The David Attenborough Building forms part of the University of Cambridge, and on 6 April is officially declared open by the broadcasting legend after which it is named.
“It’s a very funny business, having buildings named after you,” Sir David told BBC Wildlife in an exclusive interview to be published in the magazine’s Spring issue.
“Sure, it is a great compliment. You don’t want to sound as if you are somehow responsible for this institution’s existence or that you have funded it – you can’t take credit for that! But this offer was irresistible.”
© Nicholas Hare Architects
David studied geology and zoology at Cambridge University in the mid-1940s, and said that he is still very fond of the city.

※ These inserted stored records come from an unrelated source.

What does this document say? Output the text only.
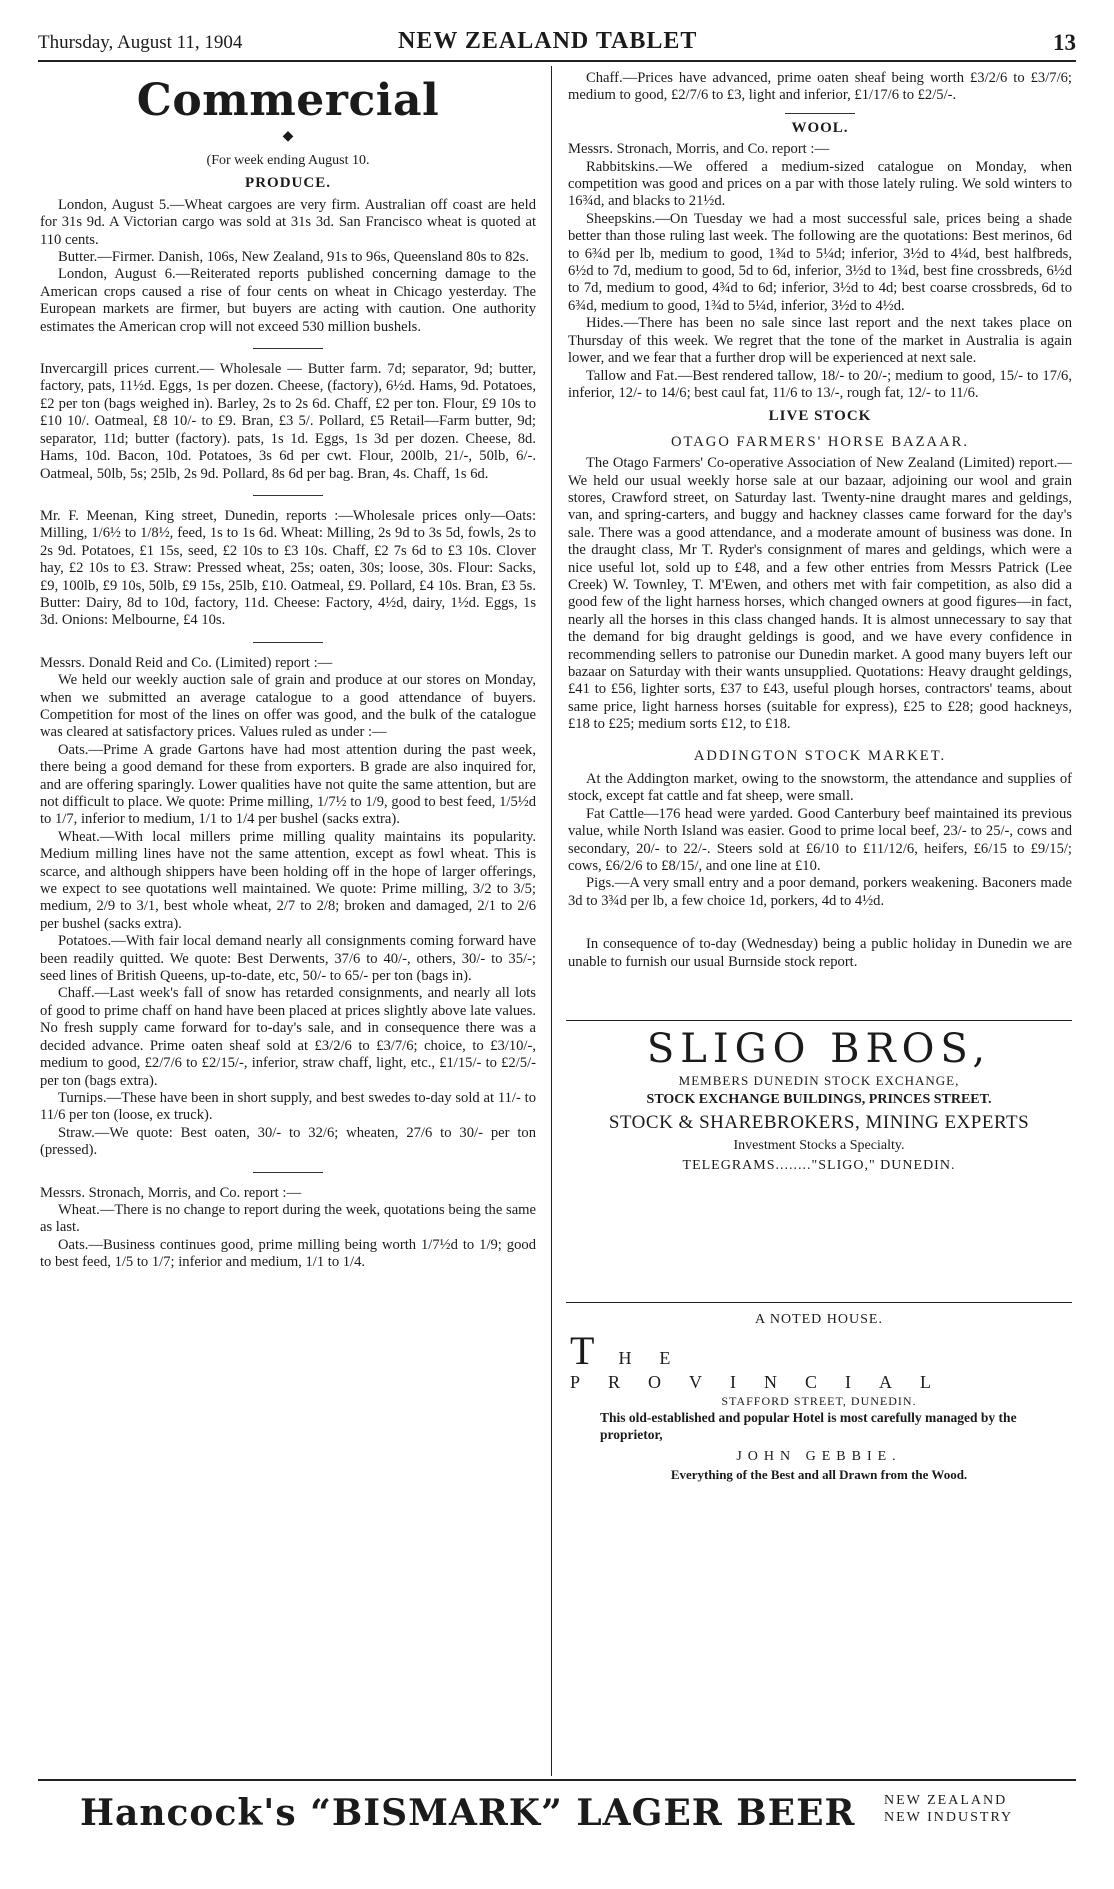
Thursday, August 11, 1904	NEW ZEALAND TABLET	13
Commercial
◆
(For week ending August 10.
PRODUCE.

London, August 5.—Wheat cargoes are very firm. Australian off coast are held for 31s 9d. A Victorian cargo was sold at 31s 3d. San Francisco wheat is quoted at 110 cents.

Butter.—Firmer. Danish, 106s, New Zealand, 91s to 96s, Queensland 80s to 82s.

London, August 6.—Reiterated reports published concerning damage to the American crops caused a rise of four cents on wheat in Chicago yesterday. The European markets are firmer, but buyers are acting with caution. One authority estimates the American crop will not exceed 530 million bushels.

Invercargill prices current.— Wholesale — Butter farm. 7d; separator, 9d; butter, factory, pats, 11½d. Eggs, 1s per dozen. Cheese, (factory), 6½d. Hams, 9d. Potatoes, £2 per ton (bags weighed in). Barley, 2s to 2s 6d. Chaff, £2 per ton. Flour, £9 10s to £10 10/. Oatmeal, £8 10/- to £9. Bran, £3 5/. Pollard, £5 Retail—Farm butter, 9d; separator, 11d; butter (factory). pats, 1s 1d. Eggs, 1s 3d per dozen. Cheese, 8d. Hams, 10d. Bacon, 10d. Potatoes, 3s 6d per cwt. Flour, 200lb, 21/-, 50lb, 6/-. Oatmeal, 50lb, 5s; 25lb, 2s 9d. Pollard, 8s 6d per bag. Bran, 4s. Chaff, 1s 6d.

Mr. F. Meenan, King street, Dunedin, reports :—Wholesale prices only—Oats: Milling, 1/6½ to 1/8½, feed, 1s to 1s 6d. Wheat: Milling, 2s 9d to 3s 5d, fowls, 2s to 2s 9d. Potatoes, £1 15s, seed, £2 10s to £3 10s. Chaff, £2 7s 6d to £3 10s. Clover hay, £2 10s to £3. Straw: Pressed wheat, 25s; oaten, 30s; loose, 30s. Flour: Sacks, £9, 100lb, £9 10s, 50lb, £9 15s, 25lb, £10. Oatmeal, £9. Pollard, £4 10s. Bran, £3 5s. Butter: Dairy, 8d to 10d, factory, 11d. Cheese: Factory, 4½d, dairy, 1½d. Eggs, 1s 3d. Onions: Melbourne, £4 10s.

Messrs. Donald Reid and Co. (Limited) report :—

We held our weekly auction sale of grain and produce at our stores on Monday, when we submitted an average catalogue to a good attendance of buyers. Competition for most of the lines on offer was good, and the bulk of the catalogue was cleared at satisfactory prices. Values ruled as under :—

Oats.—Prime A grade Gartons have had most attention during the past week, there being a good demand for these from exporters. B grade are also inquired for, and are offering sparingly. Lower qualities have not quite the same attention, but are not difficult to place. We quote: Prime milling, 1/7½ to 1/9, good to best feed, 1/5½d to 1/7, inferior to medium, 1/1 to 1/4 per bushel (sacks extra).

Wheat.—With local millers prime milling quality maintains its popularity. Medium milling lines have not the same attention, except as fowl wheat. This is scarce, and although shippers have been holding off in the hope of larger offerings, we expect to see quotations well maintained. We quote: Prime milling, 3/2 to 3/5; medium, 2/9 to 3/1, best whole wheat, 2/7 to 2/8; broken and damaged, 2/1 to 2/6 per bushel (sacks extra).

Potatoes.—With fair local demand nearly all consignments coming forward have been readily quitted. We quote: Best Derwents, 37/6 to 40/-, others, 30/- to 35/-; seed lines of British Queens, up-to-date, etc, 50/- to 65/- per ton (bags in).

Chaff.—Last week's fall of snow has retarded consignments, and nearly all lots of good to prime chaff on hand have been placed at prices slightly above late values. No fresh supply came forward for to-day's sale, and in consequence there was a decided advance. Prime oaten sheaf sold at £3/2/6 to £3/7/6; choice, to £3/10/-, medium to good, £2/7/6 to £2/15/-, inferior, straw chaff, light, etc., £1/15/- to £2/5/- per ton (bags extra).

Turnips.—These have been in short supply, and best swedes to-day sold at 11/- to 11/6 per ton (loose, ex truck).

Straw.—We quote: Best oaten, 30/- to 32/6; wheaten, 27/6 to 30/- per ton (pressed).

Messrs. Stronach, Morris, and Co. report :—

Wheat.—There is no change to report during the week, quotations being the same as last.

Oats.—Business continues good, prime milling being worth 1/7½d to 1/9; good to best feed, 1/5 to 1/7; inferior and medium, 1/1 to 1/4.

Chaff.—Prices have advanced, prime oaten sheaf being worth £3/2/6 to £3/7/6; medium to good, £2/7/6 to £3, light and inferior, £1/17/6 to £2/5/-.

WOOL.

Messrs. Stronach, Morris, and Co. report :—

Rabbitskins.—We offered a medium-sized catalogue on Monday, when competition was good and prices on a par with those lately ruling. We sold winters to 16¾d, and blacks to 21½d.

Sheepskins.—On Tuesday we had a most successful sale, prices being a shade better than those ruling last week. The following are the quotations: Best merinos, 6d to 6¾d per lb, medium to good, 1¾d to 5¼d; inferior, 3½d to 4¼d, best halfbreds, 6½d to 7d, medium to good, 5d to 6d, inferior, 3½d to 1¾d, best fine crossbreds, 6½d to 7d, medium to good, 4¾d to 6d; inferior, 3½d to 4d; best coarse crossbreds, 6d to 6¾d, medium to good, 1¾d to 5¼d, inferior, 3½d to 4½d.

Hides.—There has been no sale since last report and the next takes place on Thursday of this week. We regret that the tone of the market in Australia is again lower, and we fear that a further drop will be experienced at next sale.

Tallow and Fat.—Best rendered tallow, 18/- to 20/-; medium to good, 15/- to 17/6, inferior, 12/- to 14/6; best caul fat, 11/6 to 13/-, rough fat, 12/- to 11/6.

LIVE STOCK
OTAGO FARMERS' HORSE BAZAAR.

The Otago Farmers' Co-operative Association of New Zealand (Limited) report.—We held our usual weekly horse sale at our bazaar, adjoining our wool and grain stores, Crawford street, on Saturday last. Twenty-nine draught mares and geldings, van, and spring-carters, and buggy and hackney classes came forward for the day's sale. There was a good attendance, and a moderate amount of business was done. In the draught class, Mr T. Ryder's consignment of mares and geldings, which were a nice useful lot, sold up to £48, and a few other entries from Messrs Patrick (Lee Creek) W. Townley, T. M'Ewen, and others met with fair competition, as also did a good few of the light harness horses, which changed owners at good figures—in fact, nearly all the horses in this class changed hands. It is almost unnecessary to say that the demand for big draught geldings is good, and we have every confidence in recommending sellers to patronise our Dunedin market. A good many buyers left our bazaar on Saturday with their wants unsupplied. Quotations: Heavy draught geldings, £41 to £56, lighter sorts, £37 to £43, useful plough horses, contractors' teams, about same price, light harness horses (suitable for express), £25 to £28; good hackneys, £18 to £25; medium sorts £12, to £18.

ADDINGTON STOCK MARKET.

At the Addington market, owing to the snowstorm, the attendance and supplies of stock, except fat cattle and fat sheep, were small.

Fat Cattle—176 head were yarded. Good Canterbury beef maintained its previous value, while North Island was easier. Good to prime local beef, 23/- to 25/-, cows and secondary, 20/- to 22/-. Steers sold at £6/10 to £11/12/6, heifers, £6/15 to £9/15/; cows, £6/2/6 to £8/15/, and one line at £10.

Pigs.—A very small entry and a poor demand, porkers weakening. Baconers made 3d to 3¾d per lb, a few choice 1d, porkers, 4d to 4½d.

In consequence of to-day (Wednesday) being a public holiday in Dunedin we are unable to furnish our usual Burnside stock report.

SLIGO BROS,
MEMBERS DUNEDIN STOCK EXCHANGE,
STOCK EXCHANGE BUILDINGS, PRINCES STREET.
STOCK & SHAREBROKERS, MINING EXPERTS
Investment Stocks a Specialty.
TELEGRAMS........"SLIGO," DUNEDIN.
A NOTED HOUSE.
THE PROVINCIAL
STAFFORD STREET, DUNEDIN.
This old-established and popular Hotel is most carefully managed by the proprietor,
JOHN GEBBIE.
Everything of the Best and all Drawn from the Wood.
Hancock's “BISMARK” LAGER BEER NEW ZEALAND
NEW INDUSTRY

“Cambridge is the place where I first saw the diversity of the world,” he said. “My eyes were opened. I suddenly went “Wow!”
Sir David Attenborough in his harness descending the living wall at the opening of the Cambridge Consevation Campus © CCI
The David Attenborough Building was formerly known as the Arup Building, and used to contain university laboratories for zoology, metallurgy and mathematics. It has undergone a £58-million revamp to transform it into a global centre of conservation excellence.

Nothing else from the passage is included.